En effet. Le directeur des services judiciaires serait en mesure de vous donner la statistique précise car toutes les déclarations d'intérêt qui lui sont remises sous pli cacheté. Si, au sein d'une cour d'appel, des déclarations n'étaient pas transmises, ou dans des proportions anormalement faibles, la direction des services judiciaires serait amenée à réagir. Quoi qu'il en soit, dans ma cour d'appel, tout le monde avait transmis sa déclaration en respectant le délai imparti, et je peux témoigner de l'efficacité du système, qui se mesure à plusieurs titres.

Tous les magistrats ont fait une déclaration d'intérêts – moi le premier, auprès du premier président de la Cour de cassation.

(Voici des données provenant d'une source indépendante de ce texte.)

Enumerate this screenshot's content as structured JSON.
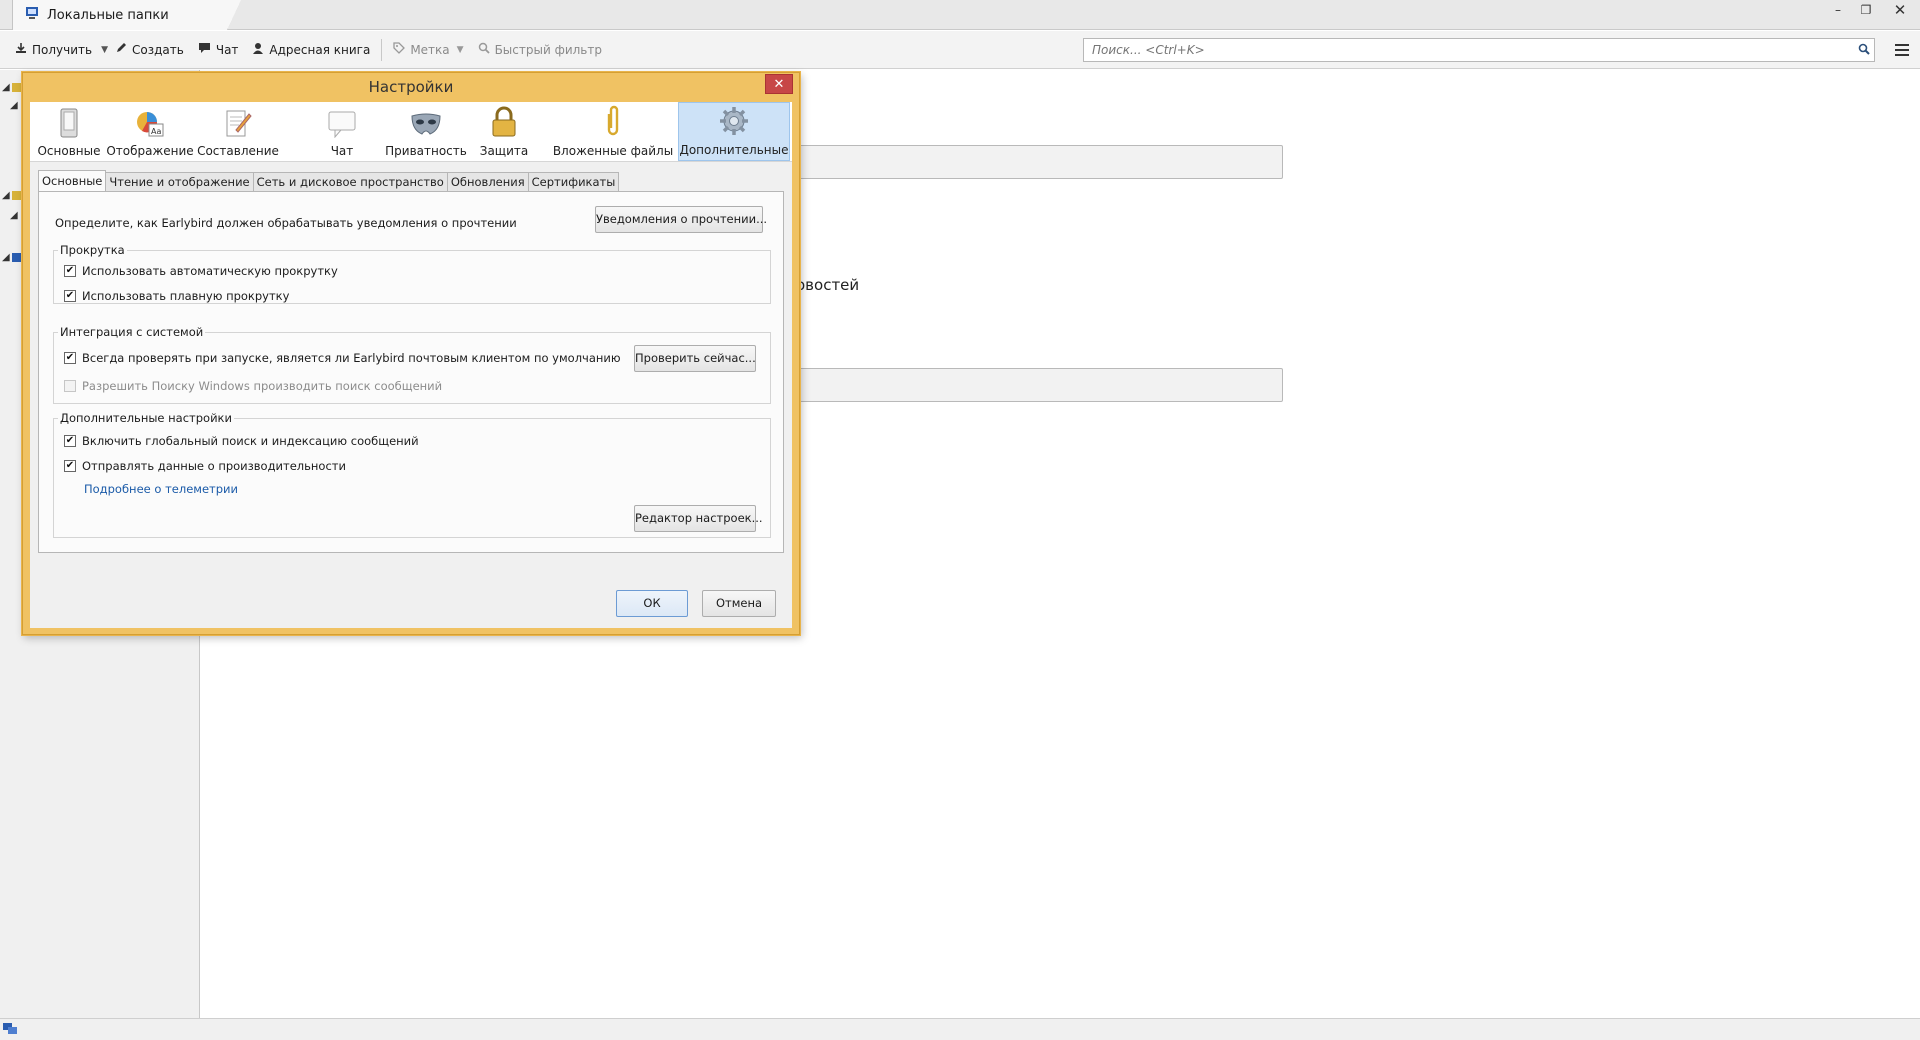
{
  "window": {
    "tab_title": "Локальные папки",
    "minimize": "–",
    "restore": "❐",
    "close": "✕"
  },
  "toolbar": {
    "get_label": "Получить",
    "create_label": "Создать",
    "chat_label": "Чат",
    "addressbook_label": "Адресная книга",
    "tag_label": "Метка",
    "quickfilter_label": "Быстрый фильтр",
    "search_placeholder": "Поиск... <Ctrl+K>"
  },
  "background": {
    "partial_text": "овостей"
  },
  "dialog": {
    "title": "Настройки",
    "categories": [
      {
        "label": "Основные",
        "icon": "general-icon"
      },
      {
        "label": "Отображение",
        "icon": "display-icon"
      },
      {
        "label": "Составление",
        "icon": "composition-icon"
      },
      {
        "label": "Чат",
        "icon": "chat-icon"
      },
      {
        "label": "Приватность",
        "icon": "privacy-mask-icon"
      },
      {
        "label": "Защита",
        "icon": "security-lock-icon"
      },
      {
        "label": "Вложенные файлы",
        "icon": "attachment-clip-icon"
      },
      {
        "label": "Дополнительные",
        "icon": "advanced-gear-icon",
        "active": true
      }
    ],
    "subtabs": [
      {
        "label": "Основные",
        "active": true
      },
      {
        "label": "Чтение и отображение"
      },
      {
        "label": "Сеть и дисковое пространство"
      },
      {
        "label": "Обновления"
      },
      {
        "label": "Сертификаты"
      }
    ],
    "receipts_text": "Определите, как Earlybird должен обрабатывать уведомления о прочтении",
    "receipts_button": "Уведомления о прочтении...",
    "scrolling": {
      "legend": "Прокрутка",
      "autoscroll": {
        "label": "Использовать автоматическую прокрутку",
        "checked": true
      },
      "smooth": {
        "label": "Использовать плавную прокрутку",
        "checked": true
      }
    },
    "integration": {
      "legend": "Интеграция с системой",
      "default_check": {
        "label": "Всегда проверять при запуске, является ли Earlybird почтовым клиентом по умолчанию",
        "checked": true
      },
      "check_now_button": "Проверить сейчас...",
      "windows_search": {
        "label": "Разрешить Поиску Windows производить поиск сообщений",
        "checked": false,
        "disabled": true
      }
    },
    "advanced": {
      "legend": "Дополнительные настройки",
      "global_search": {
        "label": "Включить глобальный поиск и индексацию сообщений",
        "checked": true
      },
      "telemetry": {
        "label": "Отправлять данные о производительности",
        "checked": true
      },
      "telemetry_link": "Подробнее о телеметрии",
      "config_editor_button": "Редактор настроек..."
    },
    "ok_button": "ОК",
    "cancel_button": "Отмена"
  },
  "colors": {
    "dialog_frame": "#f0c263",
    "active_category": "#cde2f7",
    "link": "#1a5aa8",
    "close_button": "#c74747"
  }
}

La loi et le texte réglementaire prévoient que la déclaration s'accompagne d'un entretien avec le premier président de la juridiction. J'ai conçu cet entretien comme une vraie discussion, en trois temps.

Le premier temps portait sur la nature de la déclaration d'intérêts, et comportait la lecture de l'article 7-1 de l'ordonnance portant loi organique, qui la définit. C'est un texte moderne et puissant, qui a retenu la définition la plus large du conflit d'intérêts : tous les comportements, dispositions et attitudes qui constituent en eux-mêmes un conflit d'intérêts ou qui sont susceptibles d'en paraître un aux yeux d'un observateur de bonne foi. Il s'agit donc non seulement des liens directs – par exemple si le juge est le conjoint de l'avocat qui plaide – mais aussi de comportements pouvant laisser paraître qu'il existe un conflit d'intérêts. Lors de l'entretien, mes collègues ont découvert la portée de cette notion très large.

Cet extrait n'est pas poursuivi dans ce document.